The Major Scale
The major scale is the Rosetta stone of music. In other words, it holds the key that unlocks the mysteries of music theory. After this lesson you will be able to sing the major scale and identify its intervals.
Everyone at one time or another has sung the melody “do re mi fa so la ti do”. That melody was written to demonstrate the sound of the major scale. By assigning a specific syllable to each note of the major scale we are using a technique called solfège,
Go ahead and sing it now.
Did you notice that your voice started low in pitch on the “do” and it gradually rose in pitch with each note until you reached do again? The distance in pitch between those notes is called an interval.
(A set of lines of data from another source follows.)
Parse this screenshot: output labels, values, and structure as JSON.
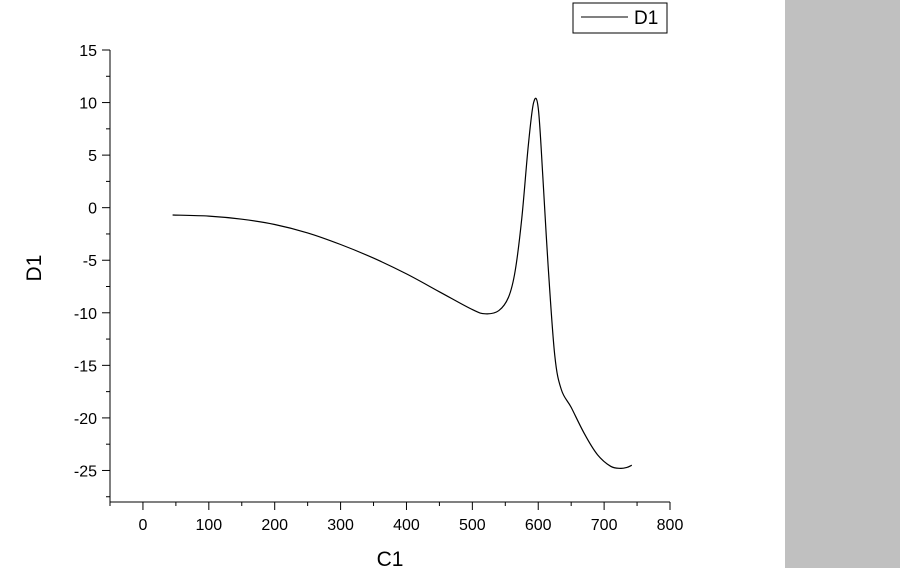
{
  "chart_data": {
    "type": "line",
    "xlabel": "C1",
    "ylabel": "D1",
    "xlim": [
      -50,
      800
    ],
    "ylim": [
      -28,
      15
    ],
    "xticks": [
      0,
      100,
      200,
      300,
      400,
      500,
      600,
      700,
      800
    ],
    "yticks": [
      15,
      10,
      5,
      0,
      -5,
      -10,
      -15,
      -20,
      -25
    ],
    "xtick_labels": [
      "0",
      "100",
      "200",
      "300",
      "400",
      "500",
      "600",
      "700",
      "800"
    ],
    "ytick_labels": [
      "15",
      "10",
      "5",
      "0",
      "-5",
      "-10",
      "-15",
      "-20",
      "-25"
    ],
    "legend": {
      "entries": [
        "D1"
      ],
      "position": "top-right"
    },
    "grid": false,
    "series": [
      {
        "name": "D1",
        "color": "#000000",
        "x": [
          45,
          100,
          150,
          200,
          250,
          300,
          350,
          400,
          450,
          500,
          520,
          540,
          555,
          565,
          575,
          585,
          593,
          600,
          607,
          615,
          625,
          635,
          650,
          670,
          690,
          710,
          725,
          735,
          742
        ],
        "y": [
          -0.7,
          -0.8,
          -1.1,
          -1.6,
          -2.4,
          -3.5,
          -4.8,
          -6.3,
          -8.0,
          -9.7,
          -10.1,
          -9.8,
          -8.5,
          -6.0,
          -1.0,
          6.0,
          10.0,
          9.5,
          3.0,
          -5.5,
          -14.0,
          -17.3,
          -19.0,
          -21.5,
          -23.5,
          -24.6,
          -24.8,
          -24.7,
          -24.5
        ]
      }
    ]
  }
}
The major scale consists of 8 notes, with the first and last notes being technically the same pitch “do” (so it is more correct to say that that major scale consists of 7 notes since do is included twice).
The “Second” Interval (do- re)
Sing the first two notes of the scale: “do re”.
When you sang “do” and then “re” you sang what is called an interval of a “second” that is, one note to the next adjacent note in the scale. This distance between each consecutive note in the major scale is called a “major second”.
Since a “second” interval means simply to sing an adjacent note of the scale, each time you moved from one note to the next you sang an ascending (going higher in pitch) “major second” interval. You could say that singing the major scale from low to high is a series of ascending major second intervals.
The “Third” Interval (do-me)
To create melodies, musicians don’t just sing the scale in linear order. They skip around using various notes from the scale.
The third interval is our first example of skipping around in the major scale.
Now sing “do” and then “mi”.
You have skipped the second note of the scale and sung the first note and the third note of the scale. This is called singing a “major third” interval.
The “Fourth” Interval (do-fa)
Sing “do” and then “fa” skipping the two pitches in-between.
You have now sung a “major fourth” interval because you have sung the first and the fourth note of the scale.
The “Fifth” Interval (do-so)
Now sing “do” and then “so”, skipping three pitches in- between.
You have now sung a “major fifth” interval because you have sung the first and the fifth note of the scale.
The “Sixth” Interval (do-la)
Now sing “do” and then “la”, skipping four pitches in-between.
You have now sung a “major sixth” interval because you have sung the first and the sixth note of the scale.
The “Seventh” Interval (do-ti)
Now sing “do” and then “ti”, skipping five pitches in- between.
You have now sung a “major seventh” interval because you have sung the first and the seventh note of the scale.
The “Octave” Interval (do-do)
Now sing “do” and then “do”, skipping 6 pitches in-between.
You have just sung the first note and the last note of the scale. These two notes are considered the same pitch but an “octave” apart. Octave means “eight”. So you could call this interval an “eighth”. It is common however to refer to this interval as simply an octave.
As you know, music theory has lots of terminology that can be really confusing for a beginner. If you can play or sing already, much of music theory is simply learning the names for things you already know how to do.
For example, in this lesson, we practiced the intervals of the major scale with no other than our voice. This is called acapella (which means without accompaniment).
We also used a technique called solfège, which means to assign a specific syllable to each note of the major scale. We did this by using “do re mi fa so la ti do”.
Finally, we learned that going higher in pitch is called “ascending” and lower in pitch is called “descending”.
So to prove how much music theory you just learned, you can now go tell your friends: “Sorry I was late. I was just rehearsing the ascending major scale intervals acapella using solfège.”